Foto: ex presidente Lula junto al gobernador de Minas Gerais, Fernando Pimentel [ARCHIVO]


Tres acciones del Partido de los trabajadores, esta semana, causaron malestar en los sectores más radicales de la izquierda democratizante de Brasil.


El lunes, por orden del gobernador petista Fernando Pimentel, la Policía Militar de Minas Gerais reprimió con dureza a los profesores estatales en Belo Horizonte.


Ese mismo día, el ex intendente de Sao Paulo (y posible candidato a la presidencia por el PT, luego de la prisión de Lula), Fernando Haddad, se reunió con el caudillo desarrollista Ciro Gomes y el ministro de Finanzas de la dictadura, Delfim Netto, y con Bresser Pereira, el ‘padre’ de la reforma del Estado durante los dos gobiernos de Fernando Henrique Cardoso. El martes, la dirección nacional del PT impugnó la decisión del PT de Tocantins de componer una lista con el PSB para las elecciones especiales para el gobierno del estado, para apoyar a la ex presidenta de la Sociedad Rural, Katia Abreu, ex ministra de Agricultura de Dilma Roussef y miembro del PDT de Ciro Gomes.


La izquierda democratizante, que se encuentra en el PSOL, se solidarizó de inmediato con los profesores de Minas y criticó la reunión de articulación política convocada por Haddad. El PT parece haberle refrescado la memoria acerca de lo que representa realmente, incluso después de la prisión de Lula, la dirección del PT, con la cual ha firmado un acuerdo político, hace escasas semanas.


¿Sorpresa o hipocresía?


La reacción de esta izquierda democratizante con las movidas petistas suenan bastante hipócritas. Quienes se han embarcado en la política de Frente Popular del PT, o sea con partidos patronales, con la expectativa de heredar algunos votos a cualquier precio en las próximas elecciones de octubre, fingen ignorar el camino que están transitando.

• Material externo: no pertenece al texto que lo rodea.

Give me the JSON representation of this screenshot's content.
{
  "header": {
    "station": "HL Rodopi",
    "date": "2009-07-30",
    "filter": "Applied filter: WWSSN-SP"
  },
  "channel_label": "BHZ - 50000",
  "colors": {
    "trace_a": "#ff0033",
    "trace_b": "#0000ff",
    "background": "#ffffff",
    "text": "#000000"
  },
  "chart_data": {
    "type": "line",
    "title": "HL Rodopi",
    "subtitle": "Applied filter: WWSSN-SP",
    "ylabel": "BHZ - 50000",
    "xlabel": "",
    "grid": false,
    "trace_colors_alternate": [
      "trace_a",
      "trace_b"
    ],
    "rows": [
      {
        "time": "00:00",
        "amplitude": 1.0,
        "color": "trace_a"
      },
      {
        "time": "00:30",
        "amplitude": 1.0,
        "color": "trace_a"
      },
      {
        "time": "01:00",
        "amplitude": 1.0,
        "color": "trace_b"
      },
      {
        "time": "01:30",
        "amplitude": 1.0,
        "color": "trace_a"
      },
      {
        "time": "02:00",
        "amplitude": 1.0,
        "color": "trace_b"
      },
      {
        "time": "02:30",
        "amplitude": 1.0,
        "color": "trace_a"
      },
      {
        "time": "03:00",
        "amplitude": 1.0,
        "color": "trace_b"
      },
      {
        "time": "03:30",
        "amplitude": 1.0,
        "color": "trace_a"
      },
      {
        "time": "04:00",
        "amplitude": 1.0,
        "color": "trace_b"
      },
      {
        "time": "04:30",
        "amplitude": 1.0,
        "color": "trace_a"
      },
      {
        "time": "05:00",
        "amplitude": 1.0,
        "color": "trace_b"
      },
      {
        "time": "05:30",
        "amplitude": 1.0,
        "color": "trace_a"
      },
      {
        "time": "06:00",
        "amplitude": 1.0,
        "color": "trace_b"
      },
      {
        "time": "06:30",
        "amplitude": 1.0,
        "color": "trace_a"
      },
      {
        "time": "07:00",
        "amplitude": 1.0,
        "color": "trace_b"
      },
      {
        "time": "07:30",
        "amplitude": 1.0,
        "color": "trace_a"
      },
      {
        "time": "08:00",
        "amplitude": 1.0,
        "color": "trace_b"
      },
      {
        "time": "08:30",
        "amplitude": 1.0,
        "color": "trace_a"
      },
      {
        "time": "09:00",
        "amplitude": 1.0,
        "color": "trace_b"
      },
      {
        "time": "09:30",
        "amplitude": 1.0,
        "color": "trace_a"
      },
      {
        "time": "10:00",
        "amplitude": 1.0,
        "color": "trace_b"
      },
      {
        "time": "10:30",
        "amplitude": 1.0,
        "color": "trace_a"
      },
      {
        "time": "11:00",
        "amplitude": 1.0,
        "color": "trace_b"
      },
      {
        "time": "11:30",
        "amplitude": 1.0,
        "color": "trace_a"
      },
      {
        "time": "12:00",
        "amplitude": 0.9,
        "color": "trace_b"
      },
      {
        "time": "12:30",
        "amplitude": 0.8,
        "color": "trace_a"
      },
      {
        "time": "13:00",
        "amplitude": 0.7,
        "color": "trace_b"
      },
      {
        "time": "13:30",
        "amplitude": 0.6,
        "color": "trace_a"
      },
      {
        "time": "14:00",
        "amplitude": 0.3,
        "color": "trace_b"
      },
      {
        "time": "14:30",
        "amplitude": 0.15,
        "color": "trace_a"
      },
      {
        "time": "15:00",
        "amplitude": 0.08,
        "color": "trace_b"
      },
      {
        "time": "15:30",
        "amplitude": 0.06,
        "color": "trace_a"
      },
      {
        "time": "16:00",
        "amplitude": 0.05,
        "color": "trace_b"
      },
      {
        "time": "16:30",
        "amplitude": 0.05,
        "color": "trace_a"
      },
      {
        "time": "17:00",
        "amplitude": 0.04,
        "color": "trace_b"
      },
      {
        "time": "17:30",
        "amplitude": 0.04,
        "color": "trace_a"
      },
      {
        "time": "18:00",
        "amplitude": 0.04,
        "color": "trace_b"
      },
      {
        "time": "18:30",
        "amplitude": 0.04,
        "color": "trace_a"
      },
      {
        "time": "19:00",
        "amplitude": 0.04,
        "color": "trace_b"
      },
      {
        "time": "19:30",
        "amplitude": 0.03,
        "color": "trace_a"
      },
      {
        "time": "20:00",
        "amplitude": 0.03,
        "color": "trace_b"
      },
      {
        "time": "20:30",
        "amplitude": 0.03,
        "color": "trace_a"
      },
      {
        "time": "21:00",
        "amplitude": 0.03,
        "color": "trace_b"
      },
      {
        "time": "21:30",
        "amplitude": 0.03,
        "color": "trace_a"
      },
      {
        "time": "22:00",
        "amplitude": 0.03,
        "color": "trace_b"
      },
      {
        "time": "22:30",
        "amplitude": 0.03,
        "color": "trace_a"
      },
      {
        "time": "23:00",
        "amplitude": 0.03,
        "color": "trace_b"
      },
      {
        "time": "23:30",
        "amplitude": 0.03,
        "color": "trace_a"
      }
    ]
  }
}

Los gobiernos petistas son sinónimo de represión policial. Es posible citar una decena de ejemplos de las últimas décadas, pero alcanza con recordar la ‘participación’ de los gobernadores del PT durante las jornadas de junio de 2013. El ‘gaúcho’ Tarso Genro, de la izquierda petista, fue uno de los que mandó a la policía contra los manifestantes. Lo mismo ocurrió con Agnelo Queiroz, del distrito federal, Tiao Viana, de Acre, Jacques Wagner, de Bahia, Marcelo Déda, de Sergipe. Se puede decir, incluso, que la represión policial es compatible con el PSOL, ya que cuando el intendente de Macapá, Clécio Luis, aun se encontraba en el partido, atacó a los funcionarios municipales en huelga. Hoy en la REDE, Clécio sigue contando con el apoyo del PSOL en el municipio, como ocurre también con el PSDB y el DEM.


Delfim Netto e Kátia Abreu tampoco son extraños al PT – todo lo contrario. Delfim fue consultor económico de Lula durante todo su gobierno y llego a mantener sus columnas en la revista petista Carta Capital. Con la motosierra de oro de Tocantins y ex presidente de la Confederación de Agropecuaria de Brasil, Kátia Abreu, el PT fue más lejos – la nombró ministra de Agricultura. Leal al presidente durante el golpe contra Dilma, Kátia parece estar siendo recompensada ahora con el apoyo del PT a la gobernación de Tocantins, incluso para disgusto de los propios correligionarios del estado.


Es necesario otro camino


La política de Frente Popular ya fracasó una vez en Brasil y la crisis actual es el resultado de esa falencia. No sorprende que el PT quiera construir un nuevo Frente – aglomerar sectores para volver a formar gobiernos de conciliación de clases. Sorprende, en cambio, que sectores que otrora fueron opositores a esta política, ahora se sumen a ella indiscriminadamente. Como siempre, culpan a la coyuntura desfavorable y el crecimiento del conservadorismo en el país. ¿Pero hay un momento más propicio que el actual para presentar una política distinta, cuando tanto la burguesía como los partidarios de la conciliación de clases están perdidos políticamente? ¿Hay momento mejor que el actual para defender la necesidad de construir un gobierno de trabajadores?


Es mejor acumular fuerzas para una política clasista seria que buscar en forma desesperada la bendición de Lula que para conseguir algunos deputados a más. El camino del Frente Popular, solamente nos asegura que lo que “la primera vez fue una tragedia, la segunda naufrague como farsa”.